Pembangunan Laboratorium Kebun Percobaan Politeknik Negeri Ketapang menjadi sorotan setelah tim media menemukan adanya ketidaksesuaian antara kualitas bangunan dengan anggaran yang dialokasikan dari APBN tahun 2024. Dengan nilai kontrak sebesar Rp 199.679.000, proyek ini seharusnya selesai pada tanggal 31 Desember 2024, namun terlihat masih ada tukang yang bekerja di lokasi pada 3 Januari 2025.

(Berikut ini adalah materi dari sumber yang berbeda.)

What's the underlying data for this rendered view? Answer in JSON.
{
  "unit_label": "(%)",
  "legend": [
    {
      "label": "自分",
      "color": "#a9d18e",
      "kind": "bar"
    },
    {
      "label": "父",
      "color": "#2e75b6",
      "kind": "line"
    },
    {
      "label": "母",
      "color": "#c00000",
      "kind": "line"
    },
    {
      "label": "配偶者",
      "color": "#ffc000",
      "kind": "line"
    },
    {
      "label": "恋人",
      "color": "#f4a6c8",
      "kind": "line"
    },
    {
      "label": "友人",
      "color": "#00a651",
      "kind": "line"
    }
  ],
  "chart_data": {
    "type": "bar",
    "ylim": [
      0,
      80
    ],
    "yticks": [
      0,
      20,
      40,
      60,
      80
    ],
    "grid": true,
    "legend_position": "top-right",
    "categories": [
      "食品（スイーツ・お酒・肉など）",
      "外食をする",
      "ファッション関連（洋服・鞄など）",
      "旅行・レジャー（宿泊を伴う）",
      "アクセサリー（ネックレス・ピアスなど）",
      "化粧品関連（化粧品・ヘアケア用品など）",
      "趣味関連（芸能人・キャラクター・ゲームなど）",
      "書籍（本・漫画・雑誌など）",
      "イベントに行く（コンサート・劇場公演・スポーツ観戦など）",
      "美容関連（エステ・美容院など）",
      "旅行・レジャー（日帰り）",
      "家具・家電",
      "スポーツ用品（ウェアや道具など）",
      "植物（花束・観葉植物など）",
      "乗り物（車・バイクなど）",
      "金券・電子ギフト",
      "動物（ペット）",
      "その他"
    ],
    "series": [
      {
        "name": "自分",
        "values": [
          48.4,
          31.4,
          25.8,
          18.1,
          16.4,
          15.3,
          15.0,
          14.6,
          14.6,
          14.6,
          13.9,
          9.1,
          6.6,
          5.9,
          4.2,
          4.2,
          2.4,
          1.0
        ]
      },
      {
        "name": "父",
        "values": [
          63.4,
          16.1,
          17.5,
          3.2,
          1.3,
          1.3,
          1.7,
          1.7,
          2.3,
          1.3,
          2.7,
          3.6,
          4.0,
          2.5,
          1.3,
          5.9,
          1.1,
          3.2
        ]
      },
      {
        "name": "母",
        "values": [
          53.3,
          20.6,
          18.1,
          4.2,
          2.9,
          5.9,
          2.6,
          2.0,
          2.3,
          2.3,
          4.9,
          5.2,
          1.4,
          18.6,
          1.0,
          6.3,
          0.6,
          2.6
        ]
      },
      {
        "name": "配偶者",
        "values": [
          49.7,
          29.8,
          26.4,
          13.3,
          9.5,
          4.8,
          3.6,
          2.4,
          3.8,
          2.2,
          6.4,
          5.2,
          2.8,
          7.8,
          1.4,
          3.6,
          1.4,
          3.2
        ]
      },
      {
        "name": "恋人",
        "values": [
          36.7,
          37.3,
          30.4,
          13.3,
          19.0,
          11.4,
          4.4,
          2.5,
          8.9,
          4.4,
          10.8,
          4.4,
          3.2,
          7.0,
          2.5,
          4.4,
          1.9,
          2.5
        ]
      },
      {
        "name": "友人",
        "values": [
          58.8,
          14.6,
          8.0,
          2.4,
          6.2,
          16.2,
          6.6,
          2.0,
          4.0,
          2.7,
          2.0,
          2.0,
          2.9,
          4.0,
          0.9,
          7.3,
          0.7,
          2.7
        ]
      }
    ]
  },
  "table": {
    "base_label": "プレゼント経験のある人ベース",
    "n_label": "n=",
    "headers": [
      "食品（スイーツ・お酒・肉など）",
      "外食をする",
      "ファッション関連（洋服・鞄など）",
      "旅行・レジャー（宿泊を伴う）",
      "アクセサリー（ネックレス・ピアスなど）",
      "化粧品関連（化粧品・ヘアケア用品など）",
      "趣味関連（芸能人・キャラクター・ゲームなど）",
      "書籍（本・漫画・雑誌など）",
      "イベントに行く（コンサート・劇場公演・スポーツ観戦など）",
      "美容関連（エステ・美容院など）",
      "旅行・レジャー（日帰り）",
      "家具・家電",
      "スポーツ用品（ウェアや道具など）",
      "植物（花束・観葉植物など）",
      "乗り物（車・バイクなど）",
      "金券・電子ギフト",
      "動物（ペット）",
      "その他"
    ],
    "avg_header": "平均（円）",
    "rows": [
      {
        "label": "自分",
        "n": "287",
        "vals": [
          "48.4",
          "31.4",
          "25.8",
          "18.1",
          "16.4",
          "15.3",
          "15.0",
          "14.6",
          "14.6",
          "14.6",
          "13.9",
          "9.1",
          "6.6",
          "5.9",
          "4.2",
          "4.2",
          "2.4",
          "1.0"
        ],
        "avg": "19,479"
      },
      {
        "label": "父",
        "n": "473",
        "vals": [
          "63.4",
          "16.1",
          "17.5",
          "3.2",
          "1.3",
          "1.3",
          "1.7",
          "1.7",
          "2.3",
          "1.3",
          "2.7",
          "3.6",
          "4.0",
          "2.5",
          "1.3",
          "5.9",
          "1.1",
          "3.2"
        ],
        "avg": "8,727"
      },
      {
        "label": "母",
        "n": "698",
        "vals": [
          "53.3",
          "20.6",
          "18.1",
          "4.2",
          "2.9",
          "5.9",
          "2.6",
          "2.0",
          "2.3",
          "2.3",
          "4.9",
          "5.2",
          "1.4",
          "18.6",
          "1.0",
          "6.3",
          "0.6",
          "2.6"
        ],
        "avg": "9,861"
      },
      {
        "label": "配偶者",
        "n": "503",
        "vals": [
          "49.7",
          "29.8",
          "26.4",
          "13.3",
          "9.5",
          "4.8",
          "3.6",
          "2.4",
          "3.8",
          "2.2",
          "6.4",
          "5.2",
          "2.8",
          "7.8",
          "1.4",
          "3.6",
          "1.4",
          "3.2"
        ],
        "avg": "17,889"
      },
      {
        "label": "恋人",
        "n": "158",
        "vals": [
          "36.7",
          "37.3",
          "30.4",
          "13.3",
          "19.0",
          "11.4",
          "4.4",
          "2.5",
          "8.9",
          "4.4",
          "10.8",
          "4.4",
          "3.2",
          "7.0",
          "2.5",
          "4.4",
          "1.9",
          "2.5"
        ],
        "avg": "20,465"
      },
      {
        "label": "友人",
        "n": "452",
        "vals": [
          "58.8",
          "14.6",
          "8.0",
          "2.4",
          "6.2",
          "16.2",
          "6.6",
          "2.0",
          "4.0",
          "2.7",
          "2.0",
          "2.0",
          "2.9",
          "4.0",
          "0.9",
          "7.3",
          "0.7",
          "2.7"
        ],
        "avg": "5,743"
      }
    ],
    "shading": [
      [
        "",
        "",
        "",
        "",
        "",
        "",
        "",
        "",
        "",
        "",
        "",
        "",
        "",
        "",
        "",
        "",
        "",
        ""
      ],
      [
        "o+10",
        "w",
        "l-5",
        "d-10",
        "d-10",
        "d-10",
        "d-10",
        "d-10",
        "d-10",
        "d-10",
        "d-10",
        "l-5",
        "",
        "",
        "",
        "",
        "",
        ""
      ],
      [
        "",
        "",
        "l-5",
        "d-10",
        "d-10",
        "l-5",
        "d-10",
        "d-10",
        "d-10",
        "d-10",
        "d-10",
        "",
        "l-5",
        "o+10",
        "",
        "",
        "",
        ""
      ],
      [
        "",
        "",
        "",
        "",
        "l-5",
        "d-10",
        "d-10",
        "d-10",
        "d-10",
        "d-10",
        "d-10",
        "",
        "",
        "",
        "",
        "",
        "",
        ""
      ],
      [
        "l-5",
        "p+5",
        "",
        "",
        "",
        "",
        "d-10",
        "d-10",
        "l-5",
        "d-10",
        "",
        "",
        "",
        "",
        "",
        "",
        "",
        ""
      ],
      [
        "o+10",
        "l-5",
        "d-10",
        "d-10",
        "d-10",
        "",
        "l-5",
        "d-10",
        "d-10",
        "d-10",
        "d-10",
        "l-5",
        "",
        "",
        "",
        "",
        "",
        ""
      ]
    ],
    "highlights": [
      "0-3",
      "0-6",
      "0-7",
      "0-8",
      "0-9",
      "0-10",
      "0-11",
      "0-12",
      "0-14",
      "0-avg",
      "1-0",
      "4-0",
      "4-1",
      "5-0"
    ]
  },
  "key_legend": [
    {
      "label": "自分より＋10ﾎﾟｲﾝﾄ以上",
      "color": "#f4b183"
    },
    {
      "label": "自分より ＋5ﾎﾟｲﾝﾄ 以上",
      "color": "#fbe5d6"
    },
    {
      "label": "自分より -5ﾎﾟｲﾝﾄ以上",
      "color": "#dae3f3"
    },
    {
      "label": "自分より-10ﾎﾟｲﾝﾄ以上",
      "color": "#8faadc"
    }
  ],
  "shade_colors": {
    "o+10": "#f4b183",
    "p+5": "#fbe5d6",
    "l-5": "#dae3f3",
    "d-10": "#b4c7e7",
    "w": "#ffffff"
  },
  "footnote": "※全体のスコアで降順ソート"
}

Investigasi media juga mengungkapkan bahwa bangunan laboratorium kebun percobaan ini jauh dari standar yang seharusnya, dengan desain yang sederhana dan kurang dari elemen esensial seperti air, listrik, plafon, dan lainnya. Hal ini mengundang dugaan adanya markup anggaran yang mencurigakan, mengingat nilai proyek yang signifikan namun hasil fisik bangunan yang tidak memadai.
Dalam konteks ini, peran Pejabat Pembuat Komitmen (PPK), Suratmin, dan Ketua Satuan Pengawas Internal (SPI), Betti, dalam mengelola proyek ini menjadi pertanyaan besar. Aturan bahwa pembayaran tidak boleh dilakukan sebelum proyek mencapai penyelesaian 100% tampaknya tidak dilaksanakan dengan baik, yang berpotensi melanggar prinsip akuntabilitas dan transparansi dalam pencairan dana APBN.

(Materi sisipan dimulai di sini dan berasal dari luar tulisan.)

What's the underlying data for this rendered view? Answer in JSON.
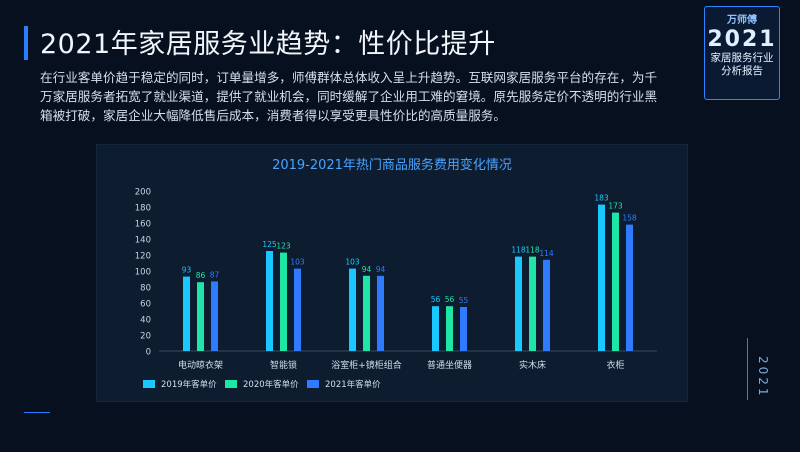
{
  "header": {
    "title": "2021年家居服务业趋势：性价比提升",
    "intro": "在行业客单价趋于稳定的同时，订单量增多，师傅群体总体收入呈上升趋势。互联网家居服务平台的存在，为千万家居服务者拓宽了就业渠道，提供了就业机会，同时缓解了企业用工难的窘境。原先服务定价不透明的行业黑箱被打破，家居企业大幅降低售后成本，消费者得以享受更具性价比的高质量服务。"
  },
  "badge": {
    "brand": "万师傅",
    "year": "2021",
    "line1": "家居服务行业",
    "line2": "分析报告"
  },
  "side_year": "2021",
  "colors": {
    "background": "#06101e",
    "accent": "#2a7dff",
    "series_2019": "#19c8ff",
    "series_2020": "#1ee6a6",
    "series_2021": "#2f7bff"
  },
  "chart_data": {
    "type": "bar",
    "title": "2019-2021年热门商品服务费用变化情况",
    "categories": [
      "电动晾衣架",
      "智能锁",
      "浴室柜+镜柜组合",
      "普通坐便器",
      "实木床",
      "衣柜"
    ],
    "series": [
      {
        "name": "2019年客单价",
        "values": [
          93,
          125,
          103,
          56,
          118,
          183
        ]
      },
      {
        "name": "2020年客单价",
        "values": [
          86,
          123,
          94,
          56,
          118,
          173
        ]
      },
      {
        "name": "2021年客单价",
        "values": [
          87,
          103,
          94,
          55,
          114,
          158
        ]
      }
    ],
    "ylim": [
      0,
      200
    ],
    "yticks": [
      0,
      20,
      40,
      60,
      80,
      100,
      120,
      140,
      160,
      180,
      200
    ],
    "legend_position": "bottom-left",
    "grid": false
  }
}
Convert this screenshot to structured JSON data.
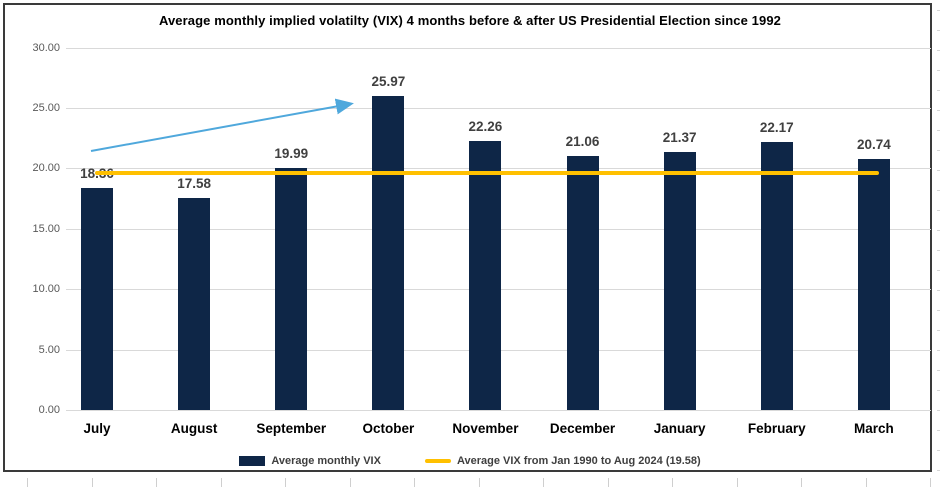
{
  "chart_data": {
    "type": "bar",
    "title": "Average monthly implied volatilty (VIX) 4 months before & after US Presidential Election since 1992",
    "categories": [
      "July",
      "August",
      "September",
      "October",
      "November",
      "December",
      "January",
      "February",
      "March"
    ],
    "series": [
      {
        "name": "Average monthly VIX",
        "values": [
          18.36,
          17.58,
          19.99,
          25.97,
          22.26,
          21.06,
          21.37,
          22.17,
          20.74
        ]
      }
    ],
    "value_labels": [
      "18.36",
      "17.58",
      "19.99",
      "25.97",
      "22.26",
      "21.06",
      "21.37",
      "22.17",
      "20.74"
    ],
    "reference_line": {
      "value": 19.58,
      "label": "Average VIX from Jan 1990 to Aug 2024 (19.58)"
    },
    "annotation_arrow": {
      "from_category": "July",
      "to_category": "October"
    },
    "y_ticks": [
      "0.00",
      "5.00",
      "10.00",
      "15.00",
      "20.00",
      "25.00",
      "30.00"
    ],
    "ylim": [
      0,
      30
    ],
    "y_tick_step": 5,
    "grid": true,
    "legend_position": "bottom",
    "colors": {
      "bar": "#0e2647",
      "reference_line": "#ffc000",
      "arrow": "#4fa8dc",
      "gridline": "#d9d9d9",
      "tick_text": "#595959",
      "value_text": "#404040"
    }
  },
  "legend": {
    "items": [
      {
        "label": "Average monthly VIX",
        "swatch": "bar"
      },
      {
        "label": "Average VIX from Jan 1990 to Aug 2024 (19.58)",
        "swatch": "line"
      }
    ]
  }
}
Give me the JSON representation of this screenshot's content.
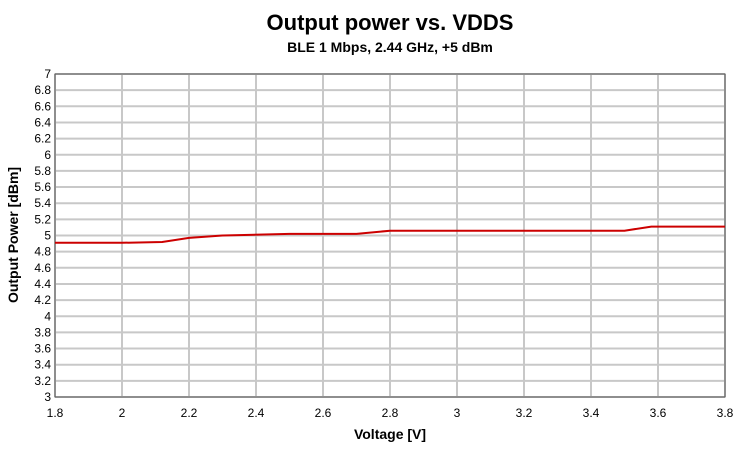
{
  "chart_data": {
    "type": "line",
    "title": "Output power vs. VDDS",
    "subtitle": "BLE 1 Mbps, 2.44 GHz, +5 dBm",
    "xlabel": "Voltage [V]",
    "ylabel": "Output Power [dBm]",
    "xlim": [
      1.8,
      3.8
    ],
    "ylim": [
      3,
      7
    ],
    "xticks": [
      "1.8",
      "2",
      "2.2",
      "2.4",
      "2.6",
      "2.8",
      "3",
      "3.2",
      "3.4",
      "3.6",
      "3.8"
    ],
    "yticks": [
      "3",
      "3.2",
      "3.4",
      "3.6",
      "3.8",
      "4",
      "4.2",
      "4.4",
      "4.6",
      "4.8",
      "5",
      "5.2",
      "5.4",
      "5.6",
      "5.8",
      "6",
      "6.2",
      "6.4",
      "6.6",
      "6.8",
      "7"
    ],
    "grid": true,
    "line_color": "#cc0000",
    "grid_color": "#c8c8c8",
    "series": [
      {
        "x": [
          1.8,
          2.0,
          2.12,
          2.2,
          2.3,
          2.5,
          2.7,
          2.8,
          3.0,
          3.2,
          3.4,
          3.5,
          3.58,
          3.8
        ],
        "y": [
          4.91,
          4.91,
          4.92,
          4.97,
          5.0,
          5.02,
          5.02,
          5.06,
          5.06,
          5.06,
          5.06,
          5.06,
          5.11,
          5.11
        ]
      }
    ]
  }
}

Demi menjaga integritas dan akuntabilitas, penting bagi Aparat Penegak Hukum (APH), Badan Pengawasan Keuangan dan Pembangunan (BPKP), serta Badan Pemeriksa Keuangan (BPK) untuk melakukan audit mendalam terhadap proyek ini. Hal ini mencakup pengecekan spesifikasi bangunan, proses pembayaran, serta peran pengawas internal dalam pengawalan proyek.
Perbedaan keterangan antara narasumber juga menimbulkan kebingungan, di mana Julian Purnomo menyatakan bangunan sudah selesai sesuai anggaran, sementara Suratmin yang merupakan PPK proyek memberikan keterangan berbeda. Ketidaksesuaian ini semakin memperkuat dugaan adanya masalah dalam pelaksanaan proyek pembangunan laboratorium kebun percobaan Politeknik Negeri Ketapang.